I suppose it's a very hard, and very personal choice to make. Is a cat or dog worth the pain an individual's death would cause their family and friends? I mean when a pet dies, most people grieve and then replace it. However, you can't do the same for a person.


----------



## XTashX (Jan 7, 2016)

Me and my husband have been together for 10 yrs, we have never wanted kids (we are 30 now). So for us our pets are our kids so that may be why. We are the "crazy" ones :lol:

But I get what your saying, if it was between him and them and I could only choose one it would be him, but I would still do my damnedest to rescue them all!

I know what you mean by alot of people don't leave their pets behind by choice, but some people do - these are the same people that shouldn't be allowed to own animals in the first place. I know I look at the negative alot.

I saw this one man who had property and all these horses, he did not have time to do anything, the fire was right on him, so he just opened their gates to give them a sporting chance. Poor guy, but at least the horses were not contained and had a chance.... never found out what happened, just remember seeing it on the news a few years ago, never forgot it though, the footage was captured by a chopper.


----------



## NickAu (Sep 28, 2015)

> I don't think you actually _can_ go back in if you are under mandatory evacuation.
> 
> If you are away from your home (say at work), and they block the roads, you don't have a choice.


I used to live in the Blue Mountains in NSW, and we went thru some huge fires over the years and I can tell you once the roads are closed they stay that way for the duration to civilian in bound traffic, Emergency services only.


----------



## LittleBettaFish (Oct 2, 2010)

We almost got made to turn around by police when we were driving up to my grandparents' farm during the Black Saturday bushfires. At that time no one expected the fire to be as bad as it was, so my dad was allowed to go through. 

As such a large number of people died in that fire, and some on that same road, I still wonder how that poor policeman must have felt in the days after. 

Terrible thing bushfires. Like seeing the aftermath of an atomic bomb go off.


----------



## Destinystar (May 26, 2012)

Many prayers for the people of Canada dealing with these terrible wildfires . It's beyond devastating


----------



## tanimal (May 30, 2015)

One of Fort McMurray's suburbs that burned down had only one road in and out. The elementary school that was that neighbourhood couldn't get a bus in to help ship the kids out because of how many people were trying to rush to their homes. The teachers ended up evacuating the kids in their private vehicles because the flames were becoming visible from the school. Just to give you a sense of the urgency and lack of time these people had.


----------



## LittleStar (Oct 2, 2015)

I've been watching the fires since they broke out and isn't that the tar sands region? I wonder if that is causing the fire to burn longer and hotter...
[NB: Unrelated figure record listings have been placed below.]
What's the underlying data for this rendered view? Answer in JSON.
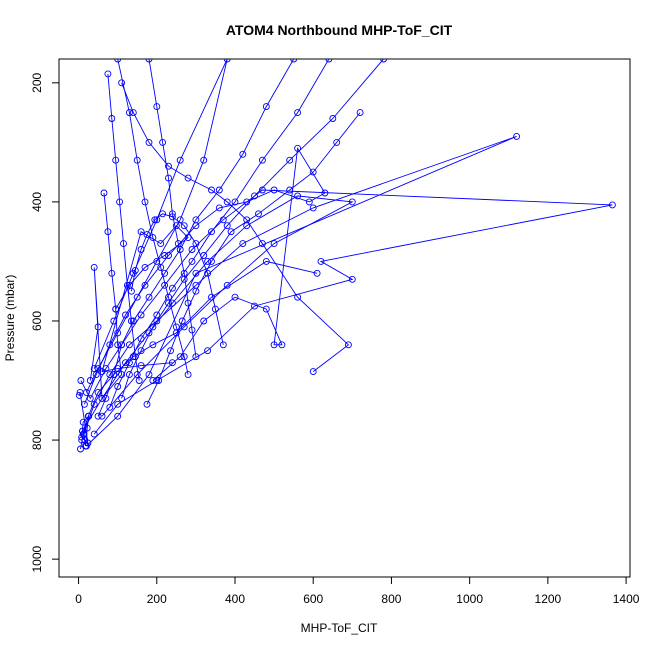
{
  "chart_data": {
    "type": "scatter",
    "title": "ATOM4 Northbound MHP-ToF_CIT",
    "xlabel": "MHP-ToF_CIT",
    "ylabel": "Pressure (mbar)",
    "xlim": [
      -50,
      1410
    ],
    "ylim": [
      1030,
      160
    ],
    "y_reversed": true,
    "grid": false,
    "legend": "none",
    "x_ticks": [
      0,
      200,
      400,
      600,
      800,
      1000,
      1200,
      1400
    ],
    "y_ticks": [
      200,
      400,
      600,
      800,
      1000
    ],
    "line_color": "#0000ff",
    "point_style": "open-circle",
    "series": [
      {
        "points": [
          [
            5,
            815
          ],
          [
            12,
            790
          ],
          [
            25,
            760
          ],
          [
            50,
            720
          ],
          [
            90,
            690
          ],
          [
            140,
            660
          ],
          [
            190,
            640
          ],
          [
            250,
            620
          ],
          [
            340,
            560
          ],
          [
            480,
            500
          ],
          [
            610,
            520
          ]
        ]
      },
      {
        "points": [
          [
            8,
            800
          ],
          [
            40,
            740
          ],
          [
            80,
            690
          ],
          [
            130,
            640
          ],
          [
            200,
            600
          ],
          [
            300,
            540
          ],
          [
            420,
            470
          ],
          [
            600,
            410
          ],
          [
            1120,
            290
          ],
          [
            300,
            520
          ],
          [
            180,
            690
          ],
          [
            100,
            760
          ],
          [
            20,
            810
          ]
        ]
      },
      {
        "points": [
          [
            10,
            785
          ],
          [
            60,
            730
          ],
          [
            120,
            670
          ],
          [
            180,
            620
          ],
          [
            240,
            570
          ],
          [
            330,
            500
          ],
          [
            430,
            440
          ],
          [
            560,
            390
          ],
          [
            700,
            400
          ],
          [
            500,
            470
          ],
          [
            380,
            540
          ],
          [
            270,
            610
          ],
          [
            150,
            690
          ],
          [
            60,
            760
          ]
        ]
      },
      {
        "points": [
          [
            6,
            700
          ],
          [
            30,
            730
          ],
          [
            70,
            680
          ],
          [
            110,
            640
          ],
          [
            160,
            590
          ],
          [
            220,
            540
          ],
          [
            290,
            480
          ],
          [
            370,
            430
          ],
          [
            470,
            380
          ],
          [
            1365,
            405
          ],
          [
            620,
            500
          ],
          [
            700,
            530
          ],
          [
            450,
            575
          ],
          [
            330,
            650
          ],
          [
            200,
            700
          ],
          [
            100,
            740
          ],
          [
            40,
            790
          ]
        ]
      },
      {
        "points": [
          [
            15,
            740
          ],
          [
            45,
            690
          ],
          [
            80,
            640
          ],
          [
            120,
            590
          ],
          [
            170,
            540
          ],
          [
            230,
            490
          ],
          [
            300,
            440
          ],
          [
            360,
            410
          ],
          [
            430,
            400
          ],
          [
            500,
            380
          ],
          [
            590,
            400
          ],
          [
            630,
            385
          ],
          [
            560,
            310
          ],
          [
            500,
            640
          ],
          [
            520,
            640
          ],
          [
            480,
            580
          ],
          [
            400,
            560
          ],
          [
            320,
            600
          ],
          [
            260,
            660
          ],
          [
            190,
            700
          ]
        ]
      },
      {
        "points": [
          [
            20,
            720
          ],
          [
            50,
            680
          ],
          [
            100,
            620
          ],
          [
            150,
            560
          ],
          [
            200,
            500
          ],
          [
            260,
            430
          ],
          [
            320,
            330
          ],
          [
            380,
            160
          ],
          [
            260,
            330
          ],
          [
            200,
            430
          ],
          [
            140,
            520
          ],
          [
            90,
            600
          ],
          [
            40,
            680
          ]
        ]
      },
      {
        "points": [
          [
            75,
            185
          ],
          [
            85,
            260
          ],
          [
            95,
            330
          ],
          [
            105,
            400
          ],
          [
            115,
            470
          ],
          [
            125,
            540
          ],
          [
            135,
            600
          ],
          [
            145,
            660
          ],
          [
            155,
            700
          ]
        ]
      },
      {
        "points": [
          [
            65,
            385
          ],
          [
            75,
            450
          ],
          [
            85,
            520
          ],
          [
            95,
            580
          ],
          [
            100,
            640
          ],
          [
            110,
            690
          ],
          [
            60,
            730
          ],
          [
            40,
            510
          ],
          [
            50,
            610
          ],
          [
            30,
            700
          ]
        ]
      },
      {
        "points": [
          [
            100,
            160
          ],
          [
            130,
            250
          ],
          [
            150,
            330
          ],
          [
            170,
            400
          ],
          [
            190,
            460
          ],
          [
            210,
            510
          ],
          [
            230,
            560
          ],
          [
            250,
            610
          ],
          [
            270,
            660
          ],
          [
            280,
            690
          ]
        ]
      },
      {
        "points": [
          [
            180,
            160
          ],
          [
            200,
            240
          ],
          [
            215,
            300
          ],
          [
            230,
            360
          ],
          [
            240,
            420
          ],
          [
            255,
            470
          ],
          [
            270,
            520
          ],
          [
            280,
            570
          ],
          [
            290,
            615
          ],
          [
            300,
            660
          ]
        ]
      },
      {
        "points": [
          [
            550,
            160
          ],
          [
            480,
            240
          ],
          [
            420,
            320
          ],
          [
            360,
            380
          ],
          [
            300,
            430
          ],
          [
            260,
            480
          ],
          [
            220,
            520
          ],
          [
            180,
            560
          ],
          [
            140,
            600
          ],
          [
            110,
            640
          ],
          [
            90,
            690
          ],
          [
            70,
            730
          ],
          [
            50,
            760
          ]
        ]
      },
      {
        "points": [
          [
            640,
            160
          ],
          [
            560,
            250
          ],
          [
            470,
            330
          ],
          [
            400,
            400
          ],
          [
            340,
            450
          ],
          [
            290,
            500
          ],
          [
            240,
            545
          ],
          [
            200,
            590
          ],
          [
            160,
            630
          ],
          [
            130,
            670
          ],
          [
            100,
            710
          ],
          [
            80,
            745
          ]
        ]
      },
      {
        "points": [
          [
            780,
            160
          ],
          [
            650,
            260
          ],
          [
            540,
            330
          ],
          [
            450,
            390
          ],
          [
            380,
            440
          ],
          [
            320,
            490
          ],
          [
            270,
            530
          ],
          [
            230,
            570
          ],
          [
            190,
            610
          ],
          [
            160,
            650
          ],
          [
            130,
            690
          ],
          [
            110,
            730
          ]
        ]
      },
      {
        "points": [
          [
            10,
            785
          ],
          [
            14,
            790
          ],
          [
            18,
            810
          ],
          [
            22,
            780
          ],
          [
            26,
            760
          ],
          [
            12,
            770
          ],
          [
            8,
            795
          ],
          [
            16,
            800
          ],
          [
            24,
            805
          ],
          [
            4,
            720
          ],
          [
            2,
            725
          ]
        ]
      },
      {
        "points": [
          [
            600,
            685
          ],
          [
            690,
            640
          ],
          [
            560,
            560
          ],
          [
            470,
            470
          ],
          [
            430,
            430
          ],
          [
            380,
            400
          ],
          [
            340,
            380
          ],
          [
            280,
            360
          ],
          [
            230,
            340
          ],
          [
            180,
            300
          ],
          [
            140,
            250
          ],
          [
            110,
            200
          ]
        ]
      },
      {
        "points": [
          [
            240,
            670
          ],
          [
            160,
            675
          ],
          [
            100,
            680
          ],
          [
            60,
            685
          ],
          [
            160,
            450
          ],
          [
            210,
            470
          ],
          [
            250,
            440
          ],
          [
            280,
            460
          ],
          [
            220,
            490
          ],
          [
            170,
            510
          ],
          [
            130,
            540
          ],
          [
            95,
            580
          ]
        ]
      },
      {
        "points": [
          [
            175,
            740
          ],
          [
            205,
            700
          ],
          [
            235,
            650
          ],
          [
            265,
            600
          ],
          [
            300,
            550
          ],
          [
            340,
            500
          ],
          [
            390,
            450
          ],
          [
            460,
            420
          ],
          [
            540,
            380
          ],
          [
            600,
            350
          ],
          [
            660,
            300
          ],
          [
            720,
            250
          ]
        ]
      },
      {
        "points": [
          [
            135,
            550
          ],
          [
            145,
            515
          ],
          [
            160,
            480
          ],
          [
            175,
            455
          ],
          [
            195,
            430
          ],
          [
            215,
            420
          ],
          [
            240,
            425
          ],
          [
            270,
            440
          ],
          [
            300,
            470
          ],
          [
            330,
            520
          ],
          [
            350,
            580
          ],
          [
            370,
            640
          ]
        ]
      }
    ]
  }
}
Keeping everyone in our prayers daily.


----------



## logisticsguy (Sep 7, 2012)

LittleStar said:


> I've been watching the fires since they broke out and isn't that the tar sands region? I wonder if that is causing the fire to burn longer and hotter...
> 
> Keeping everyone in our prayers daily.


The oil sands are north of Fort McMurray. The fire did not damage any of the oil sands infrastructure. This fire burned quickly and hot due to high wind conditions that kept changing directions and dry boreal forest. We didn't get much snow this year and last week high temperatures. Good news is much of the city 80% was saved due to the heroic efforts of fire fighters.


----------



## LittleStar (Oct 2, 2015)

That is good to hear, and strange to hear at the same time. That a fire can somehow cause an evacuation of all the citizens yet leave the oil industry totally unharmed. Seems to me it should have been the other way around.


----------



## tanimal (May 30, 2015)

LittleStar said:


> That is good to hear, and strange to hear at the same time. That a fire can somehow cause an evacuation of all the citizens yet leave the oil industry totally unharmed. Seems to me it should have been the other way around.


The oil itself was unharmed but the industry definitely took a hit. Many companies had to shut down operations or reduce it to bare operating minimum. It definitely will be a hit on Alberta's oil economy


----------



## LittleStar (Oct 2, 2015)

Other than one Christian organization I can't find any relief efforts online. My heart goes out to all of those evacuees especially if they've lost their homes, pets, loved ones.


----------



## MyBabiesHaveScales (Aug 24, 2015)

That video breaks my heart, especially when the caption says the man bought his home only weeks ago. I am Canadian as well, although from Manitoba. The videos are unbelievable, I am glad the news of this are spreading to the Americans as well - not much Canadian news makes it out of Canada, it seems. The more knowledge, the more help, the better. Thank you for sharing this <3 A forest fire is breaking out in Manitoba as well, at the Manitoba-Ontario border. It is in the Whiteshell, a very popular park to camp. People's cottages have burned as well as the surrounding forests, where many campgrounds, backcountry trails, and other wilderness sites are. The trails are not set to reopen for at least a year due to damage. It's a shame that nature's necessary fires to regenerate forests cause such awful losses. Although the Whiteshell fire is small compared to Fort Mac, it is as real and frightening as it much closer to me (geographically) and I have been there multiple times. My heart goes out to everyone involved in the tragedy in Alberta.


----------



## brandy3392 (May 15, 2016)

LittleBettaFish said:


> a lot of people don't leave their pets behind by choice


Unfortunately, that is often the case. I was forced to leave all my fish behind 5 years ago when my house flooded. There was a 90 gallon and 2 55 gallon tanks full of fish. But there was simply nothing that could be done. I still feel really bad about it.

Here are a couple of my tanks post flood. My tipped over 90 gallon tank in the lower right corner. One of the 55 gallon tanks in the lower left.


----------



## LittleBettaFish (Oct 2, 2010)

Personally I can understand leaving fish behind in an emergency. It takes a lot more effort to catch, transport, and then subsequently find accommodation for fish, than it does for a dog or cat, both of which can be loaded into a car or carrier, and then boarded at a kennels etc. if necessary.

I was talking more about the fact that _most_ people don't just leave their pets behind (and I'm talking more cats and dogs in this instance) unless forced to. As was the case with these fires, where it seemed like many pet owners were simply unable to return to their homes to collect their pets as the roads were blocked.


----------



## MysticSky22301 (Apr 16, 2016)

I have a bit of an evacuation plan csys in the kennel dogs in the cab Bettas can be carried out in their respective tanks the smaller normal tanks can be partially drained an carried then the goldfish go in buckets 

The part of Iowa I live in is prone to flooding and they have been working on the levy


----------